# Question of horse ownership ?



## Celeste (Jul 3, 2011)

If it were my horse, I would pay the $250 to make him sign the horse over. It sounds like she did a good days work when she got rid of that man.


----------



## gunslinger (Sep 17, 2011)

Celeste said:


> If it were my horse, I would pay the $250 to make him sign the horse over. It sounds like she did a good days work when she got rid of that man.


Yep, just pay him off and move on.


----------



## PaintHorseMares (Apr 19, 2008)

I agree, also. You'll have more than $250 in aggregation otherwise.
_Posted via Mobile Device_


----------



## Joe4d (Sep 1, 2011)

yeh and then he will come up with something new. 
Id ask for a court order and tell the cops to **** off and get off your property until they have one. Sounds like retardo is reading into what the cops told him though. Sounds like original cop was blowing him off, as in "sure buddy show me a bill of sale" 
Why not get the current owner to contact prior owner and give them a heads up.


----------



## Dreamcatcher Arabians (Nov 14, 2010)

A/ She needs to get a court order to make him cease and desist until they have a court hearing to determine division of any and all property they acquired together.

B/ She needs to contact the previous owner and get the bill of sale in her name only

C/ She needs to round up every receipt she's ever had showing what she's 
contributed to the care of this horse

D/ She also needs to ask for palimony since they weren't married

E/ A restraining order specifying he is not to come on the property where the horse is boarded in addidition to remaining 300 ft away from her and her son's person wouldn't be a bad idea either. 

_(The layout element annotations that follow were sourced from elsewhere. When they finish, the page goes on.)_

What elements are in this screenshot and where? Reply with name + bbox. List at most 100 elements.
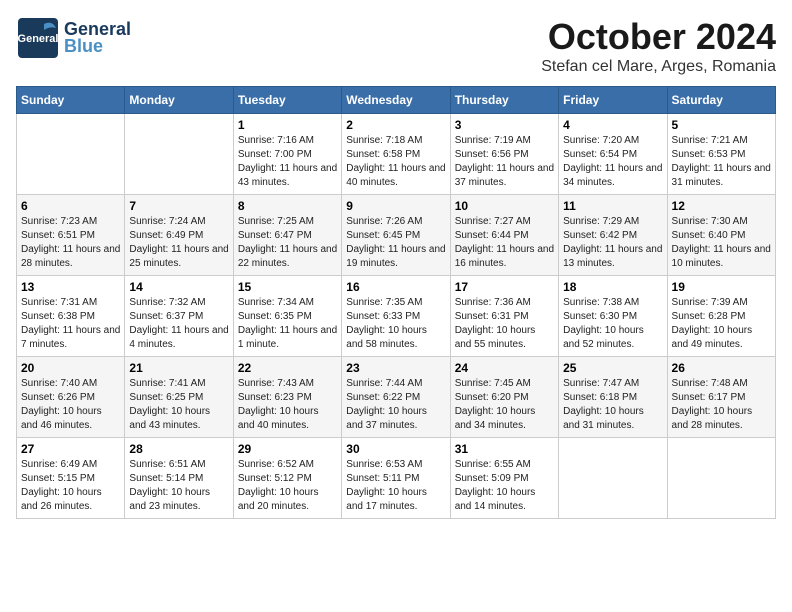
calendar-cell: 11 Sunrise: 7:29 AM Sunset: 6:42 PM Dayli… xyxy=(559,195,667,276)
day-info: Sunrise: 7:26 AM Sunset: 6:45 PM Dayligh… xyxy=(346,215,445,271)
day-number: 12 xyxy=(672,199,771,213)
day-info: Sunrise: 7:23 AM Sunset: 6:51 PM Dayligh… xyxy=(21,215,120,271)
day-number: 17 xyxy=(455,280,554,294)
calendar-cell: 25 Sunrise: 7:47 AM Sunset: 6:18 PM Dayli… xyxy=(559,357,667,438)
day-info: Sunrise: 7:25 AM Sunset: 6:47 PM Dayligh… xyxy=(238,215,337,271)
day-number: 10 xyxy=(455,199,554,213)
day-info: Sunrise: 7:34 AM Sunset: 6:35 PM Dayligh… xyxy=(238,296,337,352)
day-info: Sunrise: 7:43 AM Sunset: 6:23 PM Dayligh… xyxy=(238,377,337,433)
calendar-cell: 17Sunrise: 7:36 AM Sunset: 6:31 PM Dayli… xyxy=(450,276,558,357)
day-info: Sunrise: 7:27 AM Sunset: 6:44 PM Dayligh… xyxy=(455,215,554,271)
calendar-cell: 31Sunrise: 6:55 AM Sunset: 5:09 PM Dayli… xyxy=(450,438,558,519)
day-info: Sunrise: 6:52 AM Sunset: 5:12 PM Dayligh… xyxy=(238,458,337,514)
calendar-cell xyxy=(559,438,667,519)
calendar-body: 1 Sunrise: 7:16 AM Sunset: 7:00 PM Daylig… xyxy=(17,114,776,519)
weekday-header-saturday: Saturday xyxy=(667,87,775,114)
day-info: Sunrise: 6:55 AM Sunset: 5:09 PM Dayligh… xyxy=(455,458,554,514)
day-number: 15 xyxy=(238,280,337,294)
day-number: 28 xyxy=(129,442,228,456)
calendar-cell: 28Sunrise: 6:51 AM Sunset: 5:14 PM Dayli… xyxy=(125,438,233,519)
day-info: Sunrise: 7:16 AM Sunset: 7:00 PM Dayligh… xyxy=(238,134,337,190)
day-number: 2 xyxy=(346,118,445,132)
day-number: 30 xyxy=(346,442,445,456)
day-number: 4 xyxy=(563,118,662,132)
day-number: 11 xyxy=(563,199,662,213)
calendar-cell: 21 Sunrise: 7:41 AM Sunset: 6:25 PM Dayli… xyxy=(125,357,233,438)
weekday-header-monday: Monday xyxy=(125,87,233,114)
calendar-cell: 9Sunrise: 7:26 AM Sunset: 6:45 PM Daylig… xyxy=(342,195,450,276)
calendar-cell: 30Sunrise: 6:53 AM Sunset: 5:11 PM Dayli… xyxy=(342,438,450,519)
location-title: Stefan cel Mare, Arges, Romania xyxy=(541,58,776,76)
calendar-cell: 12 Sunrise: 7:30 AM Sunset: 6:40 PM Dayli… xyxy=(667,195,775,276)
day-info: Sunrise: 7:20 AM Sunset: 6:54 PM Dayligh… xyxy=(563,134,662,190)
day-number: 29 xyxy=(238,442,337,456)
weekday-header-wednesday: Wednesday xyxy=(342,87,450,114)
day-info: Sunrise: 7:44 AM Sunset: 6:22 PM Dayligh… xyxy=(346,377,445,433)
day-number: 8 xyxy=(238,199,337,213)
calendar-cell: 23 Sunrise: 7:44 AM Sunset: 6:22 PM Dayli… xyxy=(342,357,450,438)
calendar-cell: 15 Sunrise: 7:34 AM Sunset: 6:35 PM Dayli… xyxy=(233,276,341,357)
day-info: Sunrise: 7:30 AM Sunset: 6:40 PM Dayligh… xyxy=(672,215,771,271)
day-number: 13 xyxy=(21,280,120,294)
day-info: Sunrise: 7:31 AM Sunset: 6:38 PM Dayligh… xyxy=(21,296,120,352)
calendar-cell: 5 Sunrise: 7:21 AM Sunset: 6:53 PM Daylig… xyxy=(667,114,775,195)
day-number: 27 xyxy=(21,442,120,456)
calendar-cell: 4 Sunrise: 7:20 AM Sunset: 6:54 PM Daylig… xyxy=(559,114,667,195)
day-info: Sunrise: 7:41 AM Sunset: 6:25 PM Dayligh… xyxy=(129,377,228,433)
calendar-cell: 6 Sunrise: 7:23 AM Sunset: 6:51 PM Daylig… xyxy=(17,195,125,276)
calendar-cell: 7Sunrise: 7:24 AM Sunset: 6:49 PM Daylig… xyxy=(125,195,233,276)
day-number: 26 xyxy=(672,361,771,375)
day-info: Sunrise: 7:40 AM Sunset: 6:26 PM Dayligh… xyxy=(21,377,120,433)
day-info: Sunrise: 7:48 AM Sunset: 6:17 PM Dayligh… xyxy=(672,377,771,433)
day-info: Sunrise: 7:19 AM Sunset: 6:56 PM Dayligh… xyxy=(455,134,554,190)
calendar-header-row: SundayMondayTuesdayWednesdayThursdayFrid… xyxy=(17,87,776,114)
day-number: 23 xyxy=(346,361,445,375)
day-number: 21 xyxy=(129,361,228,375)
svg-text:General: General xyxy=(18,33,59,45)
calendar-cell: 26 Sunrise: 7:48 AM Sunset: 6:17 PM Dayli… xyxy=(667,357,775,438)
day-info: Sunrise: 7:47 AM Sunset: 6:18 PM Dayligh… xyxy=(563,377,662,433)
day-info: Sunrise: 6:49 AM Sunset: 5:15 PM Dayligh… xyxy=(21,458,120,514)
calendar-cell: 3Sunrise: 7:19 AM Sunset: 6:56 PM Daylig… xyxy=(450,114,558,195)
day-info: Sunrise: 7:21 AM Sunset: 6:53 PM Dayligh… xyxy=(672,134,771,190)
day-info: Sunrise: 7:32 AM Sunset: 6:37 PM Dayligh… xyxy=(129,296,228,352)
calendar-cell: 29 Sunrise: 6:52 AM Sunset: 5:12 PM Dayli… xyxy=(233,438,341,519)
day-number: 5 xyxy=(672,118,771,132)
logo: General General Blue xyxy=(16,16,131,60)
day-number: 25 xyxy=(563,361,662,375)
calendar-cell: 16 Sunrise: 7:35 AM Sunset: 6:33 PM Dayli… xyxy=(342,276,450,357)
day-info: Sunrise: 7:29 AM Sunset: 6:42 PM Dayligh… xyxy=(563,215,662,271)
calendar-cell: 10 Sunrise: 7:27 AM Sunset: 6:44 PM Dayli… xyxy=(450,195,558,276)
day-number: 19 xyxy=(672,280,771,294)
day-number: 20 xyxy=(21,361,120,375)
day-info: Sunrise: 7:35 AM Sunset: 6:33 PM Dayligh… xyxy=(346,296,445,352)
day-number: 1 xyxy=(238,118,337,132)
calendar-cell xyxy=(17,114,125,195)
day-info: Sunrise: 7:39 AM Sunset: 6:28 PM Dayligh… xyxy=(672,296,771,352)
day-number: 22 xyxy=(238,361,337,375)
day-number: 16 xyxy=(346,280,445,294)
day-number: 7 xyxy=(129,199,228,213)
calendar: SundayMondayTuesdayWednesdayThursdayFrid… xyxy=(16,86,776,519)
calendar-cell: 18 Sunrise: 7:38 AM Sunset: 6:30 PM Dayli… xyxy=(559,276,667,357)
header: General General Blue October 2024 Stefan… xyxy=(16,16,776,76)
day-info: Sunrise: 7:38 AM Sunset: 6:30 PM Dayligh… xyxy=(563,296,662,352)
day-number: 24 xyxy=(455,361,554,375)
calendar-week-2: 6 Sunrise: 7:23 AM Sunset: 6:51 PM Daylig… xyxy=(17,195,776,276)
calendar-week-3: 13 Sunrise: 7:31 AM Sunset: 6:38 PM Dayli… xyxy=(17,276,776,357)
day-number: 6 xyxy=(21,199,120,213)
calendar-cell: 19 Sunrise: 7:39 AM Sunset: 6:28 PM Dayli… xyxy=(667,276,775,357)
calendar-cell xyxy=(125,114,233,195)
calendar-week-5: 27 Sunrise: 6:49 AM Sunset: 5:15 PM Dayli… xyxy=(17,438,776,519)
title-area: October 2024 Stefan cel Mare, Arges, Rom… xyxy=(541,16,776,76)
calendar-week-4: 20 Sunrise: 7:40 AM Sunset: 6:26 PM Dayli… xyxy=(17,357,776,438)
calendar-cell: 1 Sunrise: 7:16 AM Sunset: 7:00 PM Daylig… xyxy=(233,114,341,195)
calendar-cell: 13 Sunrise: 7:31 AM Sunset: 6:38 PM Dayli… xyxy=(17,276,125,357)
weekday-header-tuesday: Tuesday xyxy=(233,87,341,114)
calendar-cell xyxy=(667,438,775,519)
calendar-cell: 14Sunrise: 7:32 AM Sunset: 6:37 PM Dayli… xyxy=(125,276,233,357)
day-number: 18 xyxy=(563,280,662,294)
calendar-cell: 2Sunrise: 7:18 AM Sunset: 6:58 PM Daylig… xyxy=(342,114,450,195)
calendar-week-1: 1 Sunrise: 7:16 AM Sunset: 7:00 PM Daylig… xyxy=(17,114,776,195)
month-title: October 2024 xyxy=(541,16,776,58)
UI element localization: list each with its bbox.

I'm willing to bet if she'll invest a couple hundred $$$ like that, he'll run like a scalded cat.


----------



## stormylass (Jul 12, 2012)

Dreamcatcher is right!! I would add one... tell him you will counter sue for 1/2 of all the board,feed,and aaaallll those receipts!! doesnt matter if you really can get anything... you just have to make him sweat!! make him think about the 250 bucks versus aaalll that other money that is being spent! he should really think about what he is doing.... but then if he was a good guy she probably wouldnt have broken up with him now would she!!


----------



## waresbear (Jun 18, 2011)

OP, also tell your friend to be very careful as to who sleeps with in the future. The ex is out for revenge.


----------